Ana María se arrumou toda, ficou uma gostosa: blazer e saia preta, blusa creme, salto alto, maquiada, um perfume delicioso, creme nas mãos, e preparou uma tábua de frios e sanduíches de frios e pudim com creme. Fui bem vestido e super perfumado, Ana me recebeu doce com um beijo na bochecha, me acariciou e me levou pra sala de jantar, me acomodou num sofá e trouxe uma mesinha com rodinhas com a tábua de frios e os frios preparados. Ana sentou bem juntinho de mim no sofá e ficava me dando queijo e frio na boca, e enquanto a gente curtia o jantar, ela se mostrava toda dengosa, me deixando já excitado com ela desde o começo. Depois dos frios veio a sobremesa, e aí a gente viu TV no sofá bem coladinhos. Mas Ana Maria queria mais. E eu, claro, também. Então fomos pro quarto dela, que doce e manhosa me ofereceu café e continuou se esfregando em mim e me mimando. Óbvio que não resisti e beijei ela de uma vez na boca pintada de vermelho. Ana aproveitou, me beijou na boca e me acariciou pra caralho. E aí explodimos de sexo.
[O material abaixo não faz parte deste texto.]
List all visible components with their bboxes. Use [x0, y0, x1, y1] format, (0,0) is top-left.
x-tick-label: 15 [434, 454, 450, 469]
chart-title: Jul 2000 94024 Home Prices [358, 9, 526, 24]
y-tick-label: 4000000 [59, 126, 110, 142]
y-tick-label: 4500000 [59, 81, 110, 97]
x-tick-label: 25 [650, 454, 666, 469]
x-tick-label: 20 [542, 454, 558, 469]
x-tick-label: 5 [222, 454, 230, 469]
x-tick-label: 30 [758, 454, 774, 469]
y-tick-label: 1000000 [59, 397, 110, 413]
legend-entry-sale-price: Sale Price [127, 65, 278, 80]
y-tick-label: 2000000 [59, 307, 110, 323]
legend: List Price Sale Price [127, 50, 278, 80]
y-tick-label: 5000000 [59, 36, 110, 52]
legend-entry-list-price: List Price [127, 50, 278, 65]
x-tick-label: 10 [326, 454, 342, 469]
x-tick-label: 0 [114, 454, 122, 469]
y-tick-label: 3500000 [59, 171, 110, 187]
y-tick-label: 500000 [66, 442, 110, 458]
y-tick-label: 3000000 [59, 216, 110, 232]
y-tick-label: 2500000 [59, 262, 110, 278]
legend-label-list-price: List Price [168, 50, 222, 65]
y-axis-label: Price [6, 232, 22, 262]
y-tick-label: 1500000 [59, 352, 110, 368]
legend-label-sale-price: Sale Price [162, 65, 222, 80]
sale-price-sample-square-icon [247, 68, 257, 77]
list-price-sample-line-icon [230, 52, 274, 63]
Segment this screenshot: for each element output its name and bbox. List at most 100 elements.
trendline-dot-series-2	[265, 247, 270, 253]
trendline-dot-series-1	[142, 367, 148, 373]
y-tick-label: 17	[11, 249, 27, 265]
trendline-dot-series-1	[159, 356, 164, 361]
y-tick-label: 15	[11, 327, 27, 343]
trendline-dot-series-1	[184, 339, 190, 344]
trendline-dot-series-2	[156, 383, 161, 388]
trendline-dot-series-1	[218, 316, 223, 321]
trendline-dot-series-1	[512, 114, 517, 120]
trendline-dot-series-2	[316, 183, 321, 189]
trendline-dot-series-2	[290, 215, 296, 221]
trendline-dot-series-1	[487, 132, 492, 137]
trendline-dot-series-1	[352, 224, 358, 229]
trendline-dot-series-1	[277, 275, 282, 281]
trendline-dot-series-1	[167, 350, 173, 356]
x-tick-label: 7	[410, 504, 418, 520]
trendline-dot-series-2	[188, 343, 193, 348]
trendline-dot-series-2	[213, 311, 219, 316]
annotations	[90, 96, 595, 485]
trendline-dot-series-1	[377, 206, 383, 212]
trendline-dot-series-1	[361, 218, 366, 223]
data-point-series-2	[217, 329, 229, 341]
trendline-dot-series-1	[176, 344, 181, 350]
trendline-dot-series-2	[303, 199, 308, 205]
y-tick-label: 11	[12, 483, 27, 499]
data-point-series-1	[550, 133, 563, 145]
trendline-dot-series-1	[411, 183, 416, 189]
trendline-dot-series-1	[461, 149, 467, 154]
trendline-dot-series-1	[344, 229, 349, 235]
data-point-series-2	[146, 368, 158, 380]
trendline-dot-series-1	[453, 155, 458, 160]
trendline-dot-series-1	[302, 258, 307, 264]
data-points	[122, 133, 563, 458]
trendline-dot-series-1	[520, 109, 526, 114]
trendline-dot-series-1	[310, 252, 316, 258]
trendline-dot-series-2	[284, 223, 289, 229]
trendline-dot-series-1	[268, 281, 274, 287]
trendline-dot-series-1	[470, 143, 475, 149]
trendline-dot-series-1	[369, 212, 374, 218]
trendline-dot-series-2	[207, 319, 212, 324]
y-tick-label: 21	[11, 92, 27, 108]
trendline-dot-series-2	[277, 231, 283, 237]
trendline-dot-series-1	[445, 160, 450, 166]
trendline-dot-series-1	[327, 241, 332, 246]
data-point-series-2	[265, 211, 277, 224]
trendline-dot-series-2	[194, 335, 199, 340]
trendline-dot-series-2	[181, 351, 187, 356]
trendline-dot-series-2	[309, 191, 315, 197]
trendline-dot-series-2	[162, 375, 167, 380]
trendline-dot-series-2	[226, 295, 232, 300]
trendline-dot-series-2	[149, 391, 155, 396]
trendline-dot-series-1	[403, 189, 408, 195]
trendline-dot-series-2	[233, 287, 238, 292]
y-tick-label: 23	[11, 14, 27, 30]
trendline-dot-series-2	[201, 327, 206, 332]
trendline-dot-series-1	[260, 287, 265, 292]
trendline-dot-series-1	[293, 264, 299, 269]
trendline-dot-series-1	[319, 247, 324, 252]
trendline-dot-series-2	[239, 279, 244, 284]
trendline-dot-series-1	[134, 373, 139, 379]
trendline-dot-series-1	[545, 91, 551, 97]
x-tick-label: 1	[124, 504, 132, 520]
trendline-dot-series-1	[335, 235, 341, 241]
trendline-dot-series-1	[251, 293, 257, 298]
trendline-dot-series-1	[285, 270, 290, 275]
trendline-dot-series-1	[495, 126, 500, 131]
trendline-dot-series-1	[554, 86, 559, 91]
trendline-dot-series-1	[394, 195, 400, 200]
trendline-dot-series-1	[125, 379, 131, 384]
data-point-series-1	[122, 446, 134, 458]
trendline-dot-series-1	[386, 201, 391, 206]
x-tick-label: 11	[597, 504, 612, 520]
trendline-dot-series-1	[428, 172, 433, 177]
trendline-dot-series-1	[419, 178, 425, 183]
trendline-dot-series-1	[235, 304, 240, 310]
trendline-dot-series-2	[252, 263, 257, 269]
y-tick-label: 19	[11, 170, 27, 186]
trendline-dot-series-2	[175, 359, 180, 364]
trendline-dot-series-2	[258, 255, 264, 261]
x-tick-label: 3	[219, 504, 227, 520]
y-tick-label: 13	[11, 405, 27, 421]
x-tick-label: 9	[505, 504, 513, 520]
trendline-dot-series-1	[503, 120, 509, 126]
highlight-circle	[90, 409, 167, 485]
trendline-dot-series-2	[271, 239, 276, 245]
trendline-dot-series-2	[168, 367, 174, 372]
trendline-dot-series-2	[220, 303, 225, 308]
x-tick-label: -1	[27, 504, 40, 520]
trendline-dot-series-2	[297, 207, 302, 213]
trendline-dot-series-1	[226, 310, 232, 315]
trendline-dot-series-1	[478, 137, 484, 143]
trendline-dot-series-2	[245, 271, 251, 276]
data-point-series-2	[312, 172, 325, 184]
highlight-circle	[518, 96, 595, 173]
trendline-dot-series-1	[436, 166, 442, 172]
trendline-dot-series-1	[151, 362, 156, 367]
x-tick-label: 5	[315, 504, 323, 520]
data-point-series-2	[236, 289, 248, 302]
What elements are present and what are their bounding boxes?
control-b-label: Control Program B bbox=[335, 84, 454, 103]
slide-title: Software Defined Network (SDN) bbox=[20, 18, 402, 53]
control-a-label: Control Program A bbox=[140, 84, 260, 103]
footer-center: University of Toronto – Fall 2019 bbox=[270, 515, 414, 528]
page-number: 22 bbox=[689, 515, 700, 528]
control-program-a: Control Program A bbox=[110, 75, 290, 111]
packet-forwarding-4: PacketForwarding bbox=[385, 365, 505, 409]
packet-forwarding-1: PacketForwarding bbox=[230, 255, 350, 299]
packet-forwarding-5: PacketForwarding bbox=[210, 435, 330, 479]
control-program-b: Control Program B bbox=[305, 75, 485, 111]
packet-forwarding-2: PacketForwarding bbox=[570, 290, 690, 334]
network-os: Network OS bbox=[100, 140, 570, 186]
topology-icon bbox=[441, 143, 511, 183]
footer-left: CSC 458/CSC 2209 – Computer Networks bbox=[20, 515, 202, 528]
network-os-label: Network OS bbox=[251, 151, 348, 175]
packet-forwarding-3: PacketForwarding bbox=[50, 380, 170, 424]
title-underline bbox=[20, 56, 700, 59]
Me tentei e pedi sexo pra Ana, que na mesma hora, bem gaúcha, tirou a roupa e deixou eu despir ela. E quando ficamos só de cueca, começamos a ofegar e Ana pediu pra eu deixar ela pelada. E eu, doidão, arranquei o sutiã dela na loucura, mandei ela tirar a calcinha, ela tirou minha cueca e eu mostrei um baita salame. Mas antes de meter, falei que queria que ela me masturbasse, porque eu tava com dificuldade pra gozar. Claro, disse a deusa, tirou a calcinha, passou creminho no meu pau, mimou ele, beijou e esfregou com tudo. Que problema o quê, porra nenhuma. Depois de dez minutos de esfregação, louquíssimo, gozei um porraço que banhou os peitões e a cara da Ana Maria. Que agora tava pronta pra ser comida. Mas não: eu quis mais masturbação. E Ana me satisfez com outra esfregação, e eu lambuzei de porra a mulher linda e doce de novo. Na próxima, foi a Ana quem pediu pra eu tirar meu leite, eu não queria muito, mas a gênia insistiu, me excitei, fui estimulado com uma transa por ela e depois do pá-pá-pá, gozei de novo jorrando um monte de porra. E claro que não parou por aí, porque não quis mais masturbação, mas sim comê-la. E pra minha loucura, Ana ficou de quatro, falou umas putarias, pediu pra eu meter. E eu, alucinado, deitei nela e com fúria penetrei e meti até encher a buceta dela de porra. Depois, pra descontar a raiva de tanta masturbação, meti de novo mas no cu, e finalizei com duas na buceta, sempre com muita porra. Um sexo foda. Masturbação e pau, pau e masturbação. E muita porra. Ana Maria, agradecida.